Re: [PATCH] sched/deadline: Add sched_dl documentation

From: Luca Abeni
Date: Wed Jan 22 2014 - 08:03:33 EST


On 01/21/2014 02:55 PM, Peter Zijlstra wrote:
On Tue, Jan 21, 2014 at 01:50:41PM +0100, Luca Abeni wrote:
On 01/21/2014 01:33 PM, Peter Zijlstra wrote:

- During the execution of a job, the task might invoke a blocking system call,
and block... When it wakes up, it is still in the same job (decoding the same
video frame), and not in a different one.
This is (IMHO) where all the confusion comes from.

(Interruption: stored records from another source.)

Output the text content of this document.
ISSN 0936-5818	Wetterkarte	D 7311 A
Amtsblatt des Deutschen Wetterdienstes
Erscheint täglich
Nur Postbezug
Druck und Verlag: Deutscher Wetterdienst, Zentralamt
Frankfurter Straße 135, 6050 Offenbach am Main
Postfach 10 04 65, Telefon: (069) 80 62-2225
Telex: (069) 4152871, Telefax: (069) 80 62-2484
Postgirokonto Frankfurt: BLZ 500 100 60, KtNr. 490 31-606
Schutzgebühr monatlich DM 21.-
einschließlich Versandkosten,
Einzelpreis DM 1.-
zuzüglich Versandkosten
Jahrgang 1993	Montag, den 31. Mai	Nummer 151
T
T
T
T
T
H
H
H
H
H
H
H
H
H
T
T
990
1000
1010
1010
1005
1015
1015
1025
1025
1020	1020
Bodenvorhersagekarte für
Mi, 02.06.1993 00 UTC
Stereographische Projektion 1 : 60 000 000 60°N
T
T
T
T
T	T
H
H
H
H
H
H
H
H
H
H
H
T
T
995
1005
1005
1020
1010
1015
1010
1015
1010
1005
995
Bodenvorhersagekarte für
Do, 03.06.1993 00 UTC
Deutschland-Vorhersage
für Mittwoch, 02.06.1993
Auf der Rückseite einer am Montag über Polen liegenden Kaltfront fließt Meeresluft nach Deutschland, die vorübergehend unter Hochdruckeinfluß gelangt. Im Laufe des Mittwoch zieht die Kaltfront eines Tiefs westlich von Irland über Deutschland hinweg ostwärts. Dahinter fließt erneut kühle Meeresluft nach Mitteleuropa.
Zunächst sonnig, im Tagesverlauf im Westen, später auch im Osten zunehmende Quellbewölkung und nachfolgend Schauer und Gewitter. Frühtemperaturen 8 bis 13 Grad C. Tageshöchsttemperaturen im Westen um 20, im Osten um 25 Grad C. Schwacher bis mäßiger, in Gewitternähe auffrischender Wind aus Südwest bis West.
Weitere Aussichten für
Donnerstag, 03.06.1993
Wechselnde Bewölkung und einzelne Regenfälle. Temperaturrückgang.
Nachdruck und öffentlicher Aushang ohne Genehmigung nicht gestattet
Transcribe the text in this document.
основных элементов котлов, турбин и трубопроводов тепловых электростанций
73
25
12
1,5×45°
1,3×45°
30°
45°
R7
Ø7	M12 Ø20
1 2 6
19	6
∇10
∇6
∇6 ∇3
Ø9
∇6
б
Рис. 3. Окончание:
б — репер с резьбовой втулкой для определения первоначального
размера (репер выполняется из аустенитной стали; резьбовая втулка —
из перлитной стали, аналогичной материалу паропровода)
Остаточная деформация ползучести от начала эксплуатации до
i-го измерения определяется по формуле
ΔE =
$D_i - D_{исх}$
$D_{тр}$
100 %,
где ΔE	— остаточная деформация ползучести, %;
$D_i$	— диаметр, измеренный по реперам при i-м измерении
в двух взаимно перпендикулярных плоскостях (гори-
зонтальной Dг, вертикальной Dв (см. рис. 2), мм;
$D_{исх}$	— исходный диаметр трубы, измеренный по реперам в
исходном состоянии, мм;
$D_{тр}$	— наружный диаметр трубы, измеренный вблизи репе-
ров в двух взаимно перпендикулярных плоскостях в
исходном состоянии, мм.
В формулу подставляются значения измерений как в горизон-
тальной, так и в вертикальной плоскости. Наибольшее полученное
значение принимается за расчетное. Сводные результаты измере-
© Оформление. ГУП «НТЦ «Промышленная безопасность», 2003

I would strongly urge you not to use that as an example, because its
dead wrong design. An RT thread (be it RR,FIFO or DL) should _NEVER_ do
blocking IO.
Well, but it does happen in reality :)

Yeah, I know, my point was more about not encouraging people to do this
by explicitly mentioning it.
Ok, got the point. I was not planning to add this example to the documentation
anyway, so I think there is no problem :)

On the other hand, I agree with you that a hard real-time task should be designed
not to do things like this. But SCHED_DEADLINE is flexible enough to be used on
many different kinds of tasks (hard real-time, soft real-time, etc...).

At which point I feel obliged to mention the work Jim did on statistical
bounded tardiness and a potential future option:
SCHED_FLAG_DL_AVG_RUNTIME, where we would allow tasks to somewhat exceed
their runtime budget provided that they meet their budget on average.
I think I read the paper your refer to, and if I remember well it was about
an analysis technique (using some math from queuing theory to get estimations
of the average response time, and then using Tchebysheff to transform this result
in a probabilistic real-time guarantee)... If I understand well, it does not
require modifications to the scheduling algorithm (the paper presents a multiprocessor
reservation-based scheduling algorithm, but the presented analysis applies to every
reservation-based algorithm, including SCHED_DEADLINE without modifications).
Am I misunderstanding something?

Anyway, I'll propose a documentation patch adding this paper to the references
(and if you agree I can also add some other references to probabilistic guarantees).

The SCHED_FLAG_DL_AVG_RUNTIME idea also looks interesting.

Another possibly extension; one proposed by Ingo; is to demote tasks to
SCHED_OTHER once they exceed their budget instead of the full block they
get now -- we could possibly call this SCHED_FLAG_DL_CBS_SOFT or such.
I think something similar to this was mentioned in the original "resource kernels"
paper by Rajkumar and others... It is in general very useful.

Another extension I implemented "locally" (but I never submitted patches because
it is "dangerous" and potentially controversial) is the original CBS behaviour:
when a task is depleted, do not make it unschedulable, but just postpone its
scheduling deadline (decreasing its priority) and immediately recharge the
runtime. This still preserves temporal isolation between SCHED_DEADLINE tasks,
but can cause starvation of non-SCHED_DEADLINE tasks (and this is why I say this
is dangerous and can be controversial), but can be useful in some situations.

And of course SCHED_FLAG_DL_CBS_SIGNAL, where the task gets a signal
delivered if it exceeded the runtime -- I think some of the earlier
patches had things like this, no?
I've seen this in some patchset, but I do not remember when. I think some of
the "advanced features" have been removed from the first submission.

On the other subject; I wouldn't actually mind if it grew into a proper
(academic or not) summary of deadline scheduling theory and how it

Sure, refer to actual papers for all the proofs and such, but it would
be very good to go over all the bits and pieces that make up the system.

So cover the periodic, sporadic and aperiodic model like henr_k
suggested, please do cover the job/instance idiom as it is used all over
the place.
Ok... My point was that it would be better (IMHO) to first explain how
sched_deadline works (and no notion of job/instance, etc is needed for this),
and then explain how this applies to the real-time task model (and here, of
course all the formal notation can be introduced).

Do you think this can be reasonable?

Sure, I think that's reasonable.
Ok, good. I am already working on this together with Juri.